# The Cayley-Hamilton Theorem

As promised in class, I will present a proof of the Cayley-Hamilton Theorem. This theorem holds over any commutative ring (don’t worry if you don’t know what that is) in particular it holds over $\mathbb{R}$ and $\mathbb{C}$. I’ll go ahead and prove it over $\mathbb{C}$.

First a quick reminder of the characteristic polynomial, and the method for computing the eigenvalues/vectors of a matrix you learned in class.

We want to solve $Av = \lambda v$ and hence we rearrange to get

$Av-\lambda v =0$

$(A-\lambda I)v=0$

Now the equation $Mx=0$ has a non-zero solution if and only if $det M =0$ (exercise!), and hence we set

$det(A-\lambda I)=0$

We have seen that the determinant is a polynomial in the entries of the matrix, and so this equation above is a polynomial, called the characteristic polynomial, with a variable $\lambda$ that we are going to try and find.
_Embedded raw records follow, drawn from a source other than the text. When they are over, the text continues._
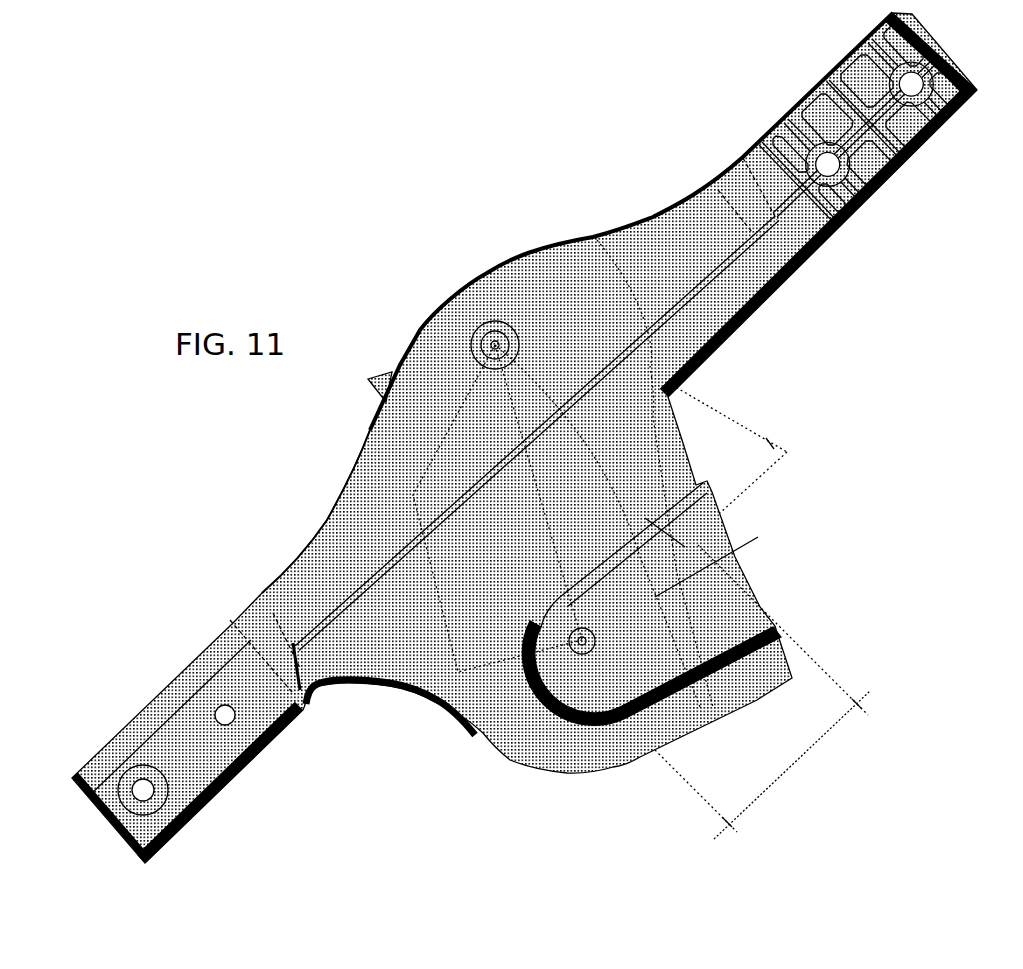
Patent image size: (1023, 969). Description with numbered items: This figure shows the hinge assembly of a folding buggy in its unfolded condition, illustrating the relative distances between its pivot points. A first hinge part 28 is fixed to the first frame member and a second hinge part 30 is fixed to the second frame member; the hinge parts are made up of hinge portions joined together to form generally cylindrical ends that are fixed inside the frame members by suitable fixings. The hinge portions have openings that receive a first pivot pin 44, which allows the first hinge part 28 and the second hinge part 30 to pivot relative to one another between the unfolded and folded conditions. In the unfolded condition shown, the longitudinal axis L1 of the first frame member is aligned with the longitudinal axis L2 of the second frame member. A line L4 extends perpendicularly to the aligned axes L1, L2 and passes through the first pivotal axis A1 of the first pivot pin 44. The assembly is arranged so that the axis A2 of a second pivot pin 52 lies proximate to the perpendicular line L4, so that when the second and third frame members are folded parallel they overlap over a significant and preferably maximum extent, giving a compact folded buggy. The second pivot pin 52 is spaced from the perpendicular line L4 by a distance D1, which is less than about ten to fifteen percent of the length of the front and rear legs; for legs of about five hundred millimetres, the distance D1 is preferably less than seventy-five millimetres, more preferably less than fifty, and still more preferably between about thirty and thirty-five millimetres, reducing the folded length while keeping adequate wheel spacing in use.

The first hinge part 28 is at (900, 182).
The second hinge part 30 is at (207, 667).
The first pivot pin 44 is at (483, 330).
The second pivot pin 52 is at (580, 654).
The first pivotal axis A1 is at (493, 357).
The axis of the second pivot pin A2 is at (595, 643).
The longitudinal axis of the first frame member L1 is at (826, 252).
The longitudinal axis of the second frame member L2 is at (292, 688).
The perpendicular line L4 is at (561, 492).
The distance D1 is at (762, 692).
This $\lambda$ will be an eigenvalue of the matrix $A$, and the corresponding $v$ (which we can find by substituting for $\lambda$) is an eigenvector.

e.g. Let’s do a quick example.

Let $A=\left(\begin{array}{cc}2 & 1 \\1 & 2\end{array}\right)$ so the characteristic polynomial is given by

$det\left(\begin{array}{cc}2 & 1 \\1 & 2\end{array}\right) = (2-\lambda)(2-\lambda)-1=\lambda^2-4\lambda + 3=0$

Let’s give this polynomial a name, write $p(x)=x^2-4x+3$. We see the roots are 1 and 3, so these are the eigenvalues, and we could go ahead and use these to find their corresponding eigenvectors (exercise). Look what happens when we feed our matrix $A$ into this polynomial, we get,

$A^2-4A+3I=\left(\begin{array}{cc}5 & 4 \\4 & 5\end{array}\right)-4\left(\begin{array}{cc}2 & 1 \\1 & 2\end{array}\right)+3I=0$

So the matrix $A$ satisfied it’s own characteristic polynomial, $p(A)=0$. It turns out that this is true in general, and that is the statement of the Cayley-Hamilton theorem.

Theorem. (Cayley-Hamilton) Let $A$ be an $n \times n$ square matrix with characteristic polynomial $p(x)$. Then $p(A)=0$.

The proof of this theorem will go in the following way. First we’ll show it for diagonalizable matrices. This case will be easy. We will then use the fact that we can approximate all matrices by diagonalizable ones, that is, we can find a sequence of diagonalizable matrices that converge to $A$.

Pf. Suppose $A$ is a diagonalisable matrix, that is, there exists $P$ such that

$P^{-1}AP=D$

with $D$ diagonal of the form $diag(\lambda_1, \ldots, \lambda_n)$ where $\lambda_i$ are the eigenvalues of $A$. We know then (or else, exercise) that $p(A) = Pp(D)P^{-1}$, and that $p(D)=diag(p(\lambda_1),\ldots,p(\lambda_n))=0$ since $\lambda_i$ are the roots of the characteristic polynomial. Hence we have shown that $p(A)=0$ for all diagonalizable matrices.

Now let $A$ be any $n \times n$ complex matrix. I claim that there exists a sequence of matrices $\{A_k\}$ with the following properties:

1. Each $A_k$ is diagonalisable
2. $\lim_{k \rightarrow \infty} A_k = A$ that is, the (pointwise) limit (meaning, fix an entry of the matrix, say the upper left entry, and consider the sequence of complex numbers defined by $\lim A_k$, this sequence converges to the upper left entry in $A$)

There are a few ways to see why this should be true. Something you have probably heard me say before is that the set of diagonalizable matrices is dense in the set of matrices. Points 1 and 2 are exactly what that means. Once we learn about the Jordan-Normal form for matrices we can prove this precisely, but for now let me justify this as follows: a matrix is diagonalizable if it has distinct eigenvalues. The idea is, if we don’t have distinct eigenvalues, we can make small perturbations (that is, jiggle around the entries a tiny bit) until we get one with distinct entries.

Okay, if we believe 1 and 2 (again, don’t worry if you don’t right now, we will make this precise later) we can complete the proof. Approximate $A = \lim_{k\rightarrow \infty} A_k$. Let $p_k(x)$ be the characteristic polynomial of $A_k$. We have $\lim_{k \rightarrow \infty} p_k(A_k) = p(A)$. But $p_k(A_k)=0$ (since they are diagonalizable by assumption), and thus we have that $p(A)=0$. This completes the proof of the Cayley-Hamilton theorem.